Chris Sacca’s Gimlet Pitch from the StartUp Podcast

The first episode of Alex Blumberg’s StartUp podcast, How Not to Pitch a Billionaire, has Alex going out to LA to pitch the Gimlet podcast network to legendary Silicon Valley investor Chris Sacca, early investor in Twitter, Uber, Instagram and Kickstarter.

After bumbling through his pitch for what sounds like the first time ever, Alex gets schooled on what a good pitch sounds like. Sacca gives the pitch Alex should have given. I thought it sounded extremely dope, and no one else has a transcript so I made one:

Chris Sacca’s Gimlet Pitch from Episode 1 of StartUp

Hey look can I get 2 minutes from you?

So here’s the thing…

You probably know me, producer of this American Life, a successful radio show, top of the podcasts on iTunes, etc.

So here’s the thing, I realized there’s a hunger for this kind of content out there and there’s none of this shit it’s just a bunch of jerk-off podcasts, nothing’s out there. Advertisers are dying for it, users are dying for it, and if you look at the macro environment we’re seeing more and more podcast integrations into cars, people want this content, it’s a whole new button in the latest version of iOS.

So here’s the thing: nobody else can make this shit, I know how to make it better than anybody else in the world and so…I’ve already identified a few key areas where I know there’s hunger for the podcast, we’ve got the subject matter, we’re gonna launch this shit, I know there’s advertisers who want to get involved with it.

But here’s the unfair advantage I have: because of what I’ve done in my past careers with This American Life and with Planet Money, people are actually willing to just straight up pay for this stuff and I’m not talking about traditional subscriptions, I’m talking we did this t-shirt experiment at Planet Money where we got $600,000 to come in where people actually gave us money to buy a t-shirt with our logo on it as part of the content, it was integrated directly and I know we can replicate that across these other platforms, so here’s what we’re doing:

We’re putting together a million and a half dollars, that’s gonna buy us 3–4 guys who are gonna launch these 3 podcasts in the next 12 months. We think very easily we could get to 3–400,000 net subscribers across the whole thing.

With CPMs where they are in this market right now I know on advertising along we could break even but as we do more of this integration and we get people buying some of this product, doing some of these integrated episodes, I know that what we’re gonna have on our hands here is something that will ultimately scale to be a network of 12–15 podcasts.

The audience is there, they want it, nobody else can do it like we can, are you in?

That’s the end of the pitch.
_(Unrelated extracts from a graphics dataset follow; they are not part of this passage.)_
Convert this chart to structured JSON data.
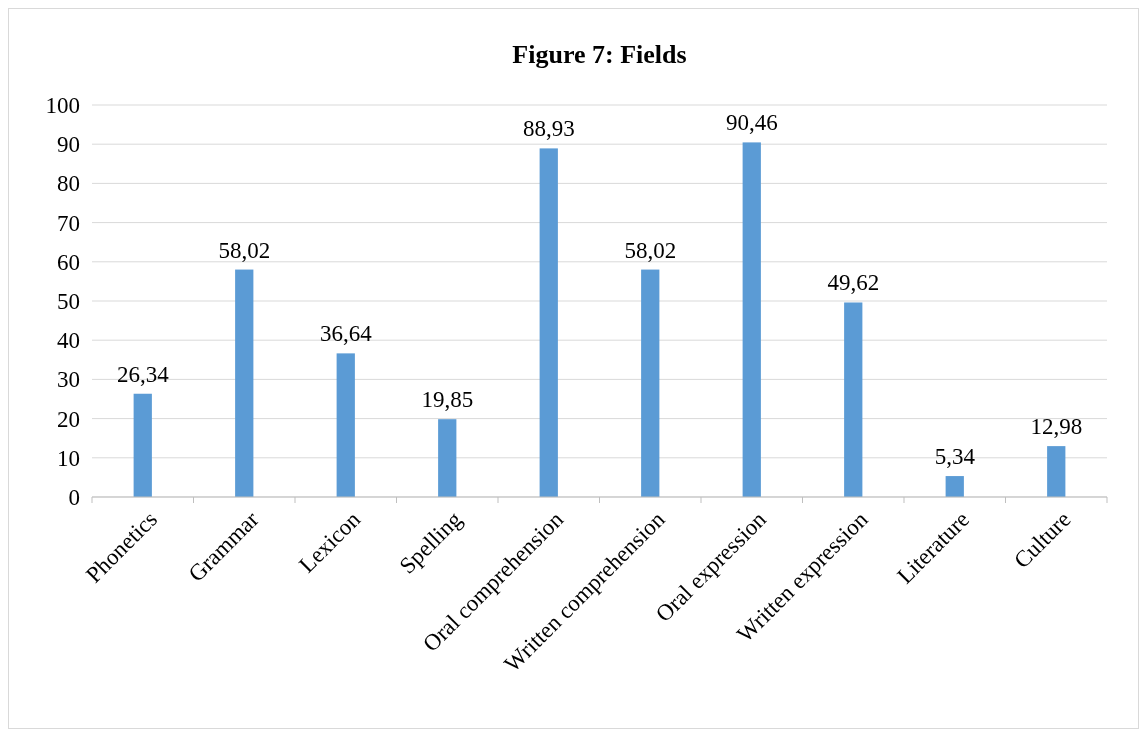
{
  "chart_data": {
    "type": "bar",
    "title": "Figure 7: Fields",
    "categories": [
      "Phonetics",
      "Grammar",
      "Lexicon",
      "Spelling",
      "Oral comprehension",
      "Written comprehension",
      "Oral expression",
      "Written expression",
      "Literature",
      "Culture"
    ],
    "values": [
      26.34,
      58.02,
      36.64,
      19.85,
      88.93,
      58.02,
      90.46,
      49.62,
      5.34,
      12.98
    ],
    "value_labels": [
      "26,34",
      "58,02",
      "36,64",
      "19,85",
      "88,93",
      "58,02",
      "90,46",
      "49,62",
      "5,34",
      "12,98"
    ],
    "color": "#5b9bd5",
    "ylim": [
      0,
      100
    ],
    "yticks": [
      0,
      10,
      20,
      30,
      40,
      50,
      60,
      70,
      80,
      90,
      100
    ],
    "grid": "y"
  }
}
But let’s break it down a little so we can use it for our own purposes:

  1. “You probably know me from…” conveys authority instantly by associating the speaker with well-known brand names.
  2. “There’s a hunger” sets up the mark to feel like maybe he’s missing out on something.
  3. “Advertisers are dying for it” really quickly conveys the business model and sets it up in plain language so it doesn’t sound like he’s trying to hoodwink you with fancy numbers.
  4. “Nobody else can make this shit” tells the mark that he’s dealing with a pro here.
  5. “Unfair advantage” is all about saying what you know that nobody else knows, and how you’re uniquely situated to make best use of that
  6. “We’re putting together a million and a half dollars” is the ask, and it’s said like a foregone conclusion. There’s no pause after it because we’re launching right into what that money will get us and how it will turn into success.
  7. “Something that will ultimately scale” gets the mark thinking way past the sale into a future of success and so much return on his investment he won’t believe it.
  8. “The audience is there, they want it, nobody else can do it like we can, are you in?” the quick summary and close. Don’t dance around it and give options, just ask “are you in or are you out?”.

Listening to Sacca do this off the cuff with Alex’s pitch sounds like black magic. But make no mistake, he’s listened to thousands of pitches so this is something he’s an expert in.

If you’re looking to get better at getting your ideas across, you’d do well to listen to this episode a few times and practice saying the pitch. Once you get the basic structure down, you’ll be able to reuse it in your own work.